I’m pregnant and was told my baby has clubfoot at my 18-week scan. How seriously is this likely to affect him/her, and can it be treated?
Chesca Colloredo-Mansfeld, CEO and co-founder of MiracleFeet (miraclefeet.org), which aims to eliminate untreated clubfoot worldwide, says: “While clubfoot is a serious condition, it’s one of the most common birth defects and, fortunately, it’s highly treatable.
“Clubfoot results from abnormal development of the muscles, tendons, and bones of the foot. Recent studies show it occurs in one of every 600 to 800 births, depending on where you live in the world. Its exact causes are largely unknown, but likely include genetic and environmental factors.
Clubfoot causes one or both feet to turn inwards and downwards, and they become rigid as a result of a tight Achilles tendon. Nearly all cases occur in babies who are otherwise healthy – the position of their feet being their only medical barrier to an excellent quality of life.
Although receiving a diagnosis of clubfoot may come as a shock, the good news is that more than 95% of children who are treated early can experience active, healthy lives, with minimal, if any, lasting effects. You might be thinking you’ve never seen anyone with clubfoot, and that’s because it’s so treatable.

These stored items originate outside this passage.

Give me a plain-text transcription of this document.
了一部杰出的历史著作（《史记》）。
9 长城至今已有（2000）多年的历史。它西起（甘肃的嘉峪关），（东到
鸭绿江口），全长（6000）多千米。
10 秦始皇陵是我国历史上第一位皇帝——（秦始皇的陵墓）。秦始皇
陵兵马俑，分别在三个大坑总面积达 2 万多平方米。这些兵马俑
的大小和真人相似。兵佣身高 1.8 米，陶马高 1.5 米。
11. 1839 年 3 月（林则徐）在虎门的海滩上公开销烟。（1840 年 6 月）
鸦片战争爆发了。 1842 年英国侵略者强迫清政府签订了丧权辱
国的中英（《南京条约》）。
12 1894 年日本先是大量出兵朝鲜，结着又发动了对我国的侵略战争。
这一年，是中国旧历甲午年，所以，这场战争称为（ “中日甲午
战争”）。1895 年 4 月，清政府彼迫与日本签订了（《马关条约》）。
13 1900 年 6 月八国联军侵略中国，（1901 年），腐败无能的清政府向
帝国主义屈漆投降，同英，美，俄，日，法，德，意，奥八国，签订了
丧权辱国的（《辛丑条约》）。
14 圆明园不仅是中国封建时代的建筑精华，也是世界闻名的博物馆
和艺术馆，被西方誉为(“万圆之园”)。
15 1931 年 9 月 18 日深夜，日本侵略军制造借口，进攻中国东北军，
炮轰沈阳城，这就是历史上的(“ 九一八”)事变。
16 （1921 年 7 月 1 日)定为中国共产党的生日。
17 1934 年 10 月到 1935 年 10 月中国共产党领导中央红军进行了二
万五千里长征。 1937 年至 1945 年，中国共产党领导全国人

“In the UK or countries with advanced medical care, the odds your child will experience significant impairment from clubfoot are close to zero. Unfortunately, that’s not the case everywhere, with extreme global inequities in where families can access quality treatment.
The preferred treatment, known as the Ponseti method, involves casting for six to eight weeks to gently reposition the feet, followed by a simple procedure that releases the Achilles tendon. Finally, infants wear a foot abduction brace to prevent relapse, for 23 hours a day for the first three months, then only when sleeping for several years.
A medical professional will advise on the exact amount of time a brace should be worn. Numerous studies show consistent bracing is the most likely factor determining long-term success.
“Ideally, treatment should begin within weeks of birth, when the tendons and ligaments are at their most elastic. In healthcare systems like the UK’s, in utero diagnosis means parents and doctors can plan for an infant’s treatment during pregnancy.
Yet, today, 90% of children with clubfoot are born in low- and middle-income countries, where few receive proper care. As a result, many experience severe disability, social stigma, and a range of risk factors throughout their lives.